Thumping Conclusions

Paul Johnson has written, “All historical situations are unique and unrepeatable; they are usually complex too, and the more closely they are observed, the less easy does it appear to draw thumping great conclusions from them which can be applied elsewhere.”

Now that’s true of my situation, probably of everyone’s situation. Yet we go on drawing “thumping conclusions” from what happens to us, and even more so do we draw our own conclusions about the events we read about in the news, much as the myriad commentators out there who are now writing about the latest massacre of the innocent at the Pulse nightclub in Orlando during the wee hours of the morning of June 12 .

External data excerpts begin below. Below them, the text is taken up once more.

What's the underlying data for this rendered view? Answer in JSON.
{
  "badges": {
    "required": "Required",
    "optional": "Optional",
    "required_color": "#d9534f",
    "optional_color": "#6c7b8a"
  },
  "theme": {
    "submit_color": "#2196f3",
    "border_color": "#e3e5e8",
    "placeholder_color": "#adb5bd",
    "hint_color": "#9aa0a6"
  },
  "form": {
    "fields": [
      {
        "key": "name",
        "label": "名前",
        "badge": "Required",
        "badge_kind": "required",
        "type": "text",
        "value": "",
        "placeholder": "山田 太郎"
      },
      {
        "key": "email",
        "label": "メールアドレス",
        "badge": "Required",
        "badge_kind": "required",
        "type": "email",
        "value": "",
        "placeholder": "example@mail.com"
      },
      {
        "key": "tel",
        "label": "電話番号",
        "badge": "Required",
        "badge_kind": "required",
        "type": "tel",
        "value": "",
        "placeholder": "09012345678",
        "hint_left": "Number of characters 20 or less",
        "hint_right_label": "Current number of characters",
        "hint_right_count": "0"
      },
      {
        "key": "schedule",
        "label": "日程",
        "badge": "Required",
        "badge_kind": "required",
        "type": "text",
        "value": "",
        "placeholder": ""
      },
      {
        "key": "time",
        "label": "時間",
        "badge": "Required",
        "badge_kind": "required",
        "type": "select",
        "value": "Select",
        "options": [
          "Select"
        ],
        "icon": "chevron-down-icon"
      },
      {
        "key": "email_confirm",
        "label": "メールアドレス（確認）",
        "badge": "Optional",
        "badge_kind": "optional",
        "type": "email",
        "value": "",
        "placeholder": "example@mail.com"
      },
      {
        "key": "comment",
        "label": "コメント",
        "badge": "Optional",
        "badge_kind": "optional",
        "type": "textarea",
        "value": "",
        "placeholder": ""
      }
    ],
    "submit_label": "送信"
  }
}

These conclusions range from Donald Trump’s statement to the effect that the horrific act of violence against gay people at the Pulse by a Muslim legitimizes his own proposal to ban Muslim immigrants coming to this country from any part of the world with a proven history of terrorism, that is, from the Middle East.

Then from that “thumping” we go to the “thumping” of the President who accuses Trump of peddling a “dangerous’ mind-set,” recalling thereby the darkest and most shameful periods in American history, when there were those who would single out immigrants while suggesting that entire religious communities were complicit in the violence and the killing.

And in spite of appearances, in spite of the confident conclusions of those who write about these sorts of things while often pointing out the resemblances among all such events, should we adopt Paul Johnson’s opinion that the Pulse killings were “unique and unrepeatable” and that we can conclude nothing from them? I don’t know. But it does seem that in spite of all “we have learned” from history, history does go on repeating itself, and we go on making the same mistakes.

And then there are the “unintended consequences.” Although in the instance of the Pulse Night club event it does seem that there weren’t any unintended consequences, and that the perpetrator fully intended all that happened. Was there anything else, anything he didn’t intend? We’ll probably never know.